Associated Press
Apr. 10, 2006
The Mexican-born high school senior was among about 30,000 who marched through St. Paul in support of immigrant rights, and among more than half a million people who rallied Sunday in 10 states. Dozens more marches were planned nationwide Monday.
"Hopefully this will change the way America thinks," said Tapia, a high school senior who is living illegally in Minneapolis with his mother and sister. "We're not criminals. We're just regular people like everybody else here."
With an overhaul of immigration law stalled in Congress,
demonstrators urged lawmakers to help an estimated 11 million
undocumented immigrants settle legally in the United States.
The massive turnout at Sunday's protests - police estimated 350,000
to 500,000 in Dallas - continued to surprise organizers and police.
"This is a force, an energy here," said Amir Krummell, a U.S.
citizen born in Panama, who marched to Dallas' city hall amid shouts
of "Si Se Puede!", Spanish for "Yes, we can!"
In Salt Lake City, a rally expected to draw about 3,000 instead
attracted about 20,000, police said, and 50,000 turned out in San
Diego. Other demonstrations were held in New Mexico, Michigan, Iowa,
Alabama, Oregon and Idaho.
"If we don't protest they'll never hear us," said Oscar Cruz, 23, a
construction worker who marched in San Diego. Cruz, who came
illegally to the U.S. in 2003, said he had feared a crackdown but
felt emboldened by the large marches across the country in recent
weeks.
In Birmingham, Ala., demonstrators marched along the same streets
where civil rights activists clashed with police in the 1960s and
rallied at a park where a statue of the Rev. Martin Luther King Jr.
stands as a reminder of the fight for equal rights and the violence
that once plagued the city.
"We've got to get back in touch with the Statue of Liberty," said
the Rev. Lawton Higgs, a United Methodist pastor and activist.
"We've got to get back in touch with the civil rights movement,
because that's what this is about."
The rallies also drew counter-demonstrators.
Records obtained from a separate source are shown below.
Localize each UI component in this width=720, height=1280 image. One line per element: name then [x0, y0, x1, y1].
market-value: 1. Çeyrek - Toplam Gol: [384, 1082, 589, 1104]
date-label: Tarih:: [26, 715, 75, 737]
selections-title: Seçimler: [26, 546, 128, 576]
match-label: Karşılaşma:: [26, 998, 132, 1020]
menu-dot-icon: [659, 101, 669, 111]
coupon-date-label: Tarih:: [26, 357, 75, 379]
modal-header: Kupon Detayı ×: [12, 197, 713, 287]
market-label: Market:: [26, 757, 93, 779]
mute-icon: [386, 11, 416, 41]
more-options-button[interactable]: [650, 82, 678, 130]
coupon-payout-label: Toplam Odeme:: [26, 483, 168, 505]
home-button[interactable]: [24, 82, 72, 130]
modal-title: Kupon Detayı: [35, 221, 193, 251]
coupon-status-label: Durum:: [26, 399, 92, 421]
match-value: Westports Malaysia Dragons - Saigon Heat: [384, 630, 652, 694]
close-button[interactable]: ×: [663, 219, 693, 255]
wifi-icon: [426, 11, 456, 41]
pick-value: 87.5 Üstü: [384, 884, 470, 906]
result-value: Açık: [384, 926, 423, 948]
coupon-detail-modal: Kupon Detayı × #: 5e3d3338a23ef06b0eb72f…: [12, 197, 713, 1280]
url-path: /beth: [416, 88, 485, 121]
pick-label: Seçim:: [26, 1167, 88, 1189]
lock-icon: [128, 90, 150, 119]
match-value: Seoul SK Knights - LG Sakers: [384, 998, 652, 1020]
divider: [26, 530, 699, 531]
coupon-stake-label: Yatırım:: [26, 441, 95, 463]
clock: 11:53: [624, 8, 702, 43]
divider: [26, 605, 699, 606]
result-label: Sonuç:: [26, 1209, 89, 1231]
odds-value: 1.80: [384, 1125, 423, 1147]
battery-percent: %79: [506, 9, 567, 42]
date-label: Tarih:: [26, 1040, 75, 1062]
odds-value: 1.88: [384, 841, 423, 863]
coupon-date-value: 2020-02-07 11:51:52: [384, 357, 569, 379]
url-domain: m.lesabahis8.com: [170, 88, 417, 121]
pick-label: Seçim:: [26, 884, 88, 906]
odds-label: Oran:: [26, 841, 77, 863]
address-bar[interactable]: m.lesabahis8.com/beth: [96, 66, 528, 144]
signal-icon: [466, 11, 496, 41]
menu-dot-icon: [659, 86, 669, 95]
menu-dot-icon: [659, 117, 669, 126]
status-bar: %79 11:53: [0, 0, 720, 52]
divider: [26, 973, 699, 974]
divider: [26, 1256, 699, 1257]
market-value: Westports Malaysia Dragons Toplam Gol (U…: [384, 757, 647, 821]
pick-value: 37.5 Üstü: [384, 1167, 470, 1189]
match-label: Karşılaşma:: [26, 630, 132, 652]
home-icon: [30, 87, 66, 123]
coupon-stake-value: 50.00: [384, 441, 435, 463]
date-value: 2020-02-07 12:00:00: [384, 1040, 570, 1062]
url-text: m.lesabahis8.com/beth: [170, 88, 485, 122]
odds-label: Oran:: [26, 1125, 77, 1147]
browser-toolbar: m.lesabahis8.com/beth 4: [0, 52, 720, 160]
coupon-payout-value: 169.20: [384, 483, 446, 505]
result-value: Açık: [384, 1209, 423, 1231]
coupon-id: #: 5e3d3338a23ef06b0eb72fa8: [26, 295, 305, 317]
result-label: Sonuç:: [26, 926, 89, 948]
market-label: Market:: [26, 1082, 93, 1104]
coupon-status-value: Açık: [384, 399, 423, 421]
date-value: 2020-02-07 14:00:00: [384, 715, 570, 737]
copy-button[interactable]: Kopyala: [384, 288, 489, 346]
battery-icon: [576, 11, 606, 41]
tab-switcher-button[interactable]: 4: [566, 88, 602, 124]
In Salt Lake City, Jerry Owens, 59, a Navy veteran from Midway
wearing a blue Minuteman T-shirt and camouflage pants, held a yellow
"Don't Tread on Me" flag.
"I think it's real sad because these people are really saying it's
OK to be illegal aliens," Owens said. "What Americans are saying is
'Yes, come here. But come here legally.' And I think that's the big
problem."
Many groups had been preparing to rally since December, when the
House passed a bill to build more walls along the U.S.-Mexico
border, make it a crime to help undocumented immigrants and make it
a felony to be in the country illegally. It is now a civil
violation.
Since then, local and regional protests, supported by popular
Spanish-language disc jockeys, quickly merged into national plans
after hundreds of thousands of people demonstrated in dozens of
cities last month, culminating March 25 with a 500,000-strong rally
in Los Angeles.
"We don't have a leader like Martin Luther King or Cesar Chavez, but
this is now a national immigrant rights movement," said Joshua Hoyt,
director of the Illinois Coalition for Immigrant and Refugee Rights,
which has helped organize rallies around Chicago.
In Minnesota, Latin dance music blared, Mexican flags waved and even
a mariachi band in full costume marched to the state Capitol.
Homemade signs dotted the crowd: "I'm a taxpayer." "I'm a worker."
"I got rights." "I am not a criminal."
Tapia, who plans to study graphic design at a community college,
said life has been hard for his family - especially his mother, who
has raised him and his sister working a variety of jobs. He hopes
that will change.
"All we want," he said, "is a good American life."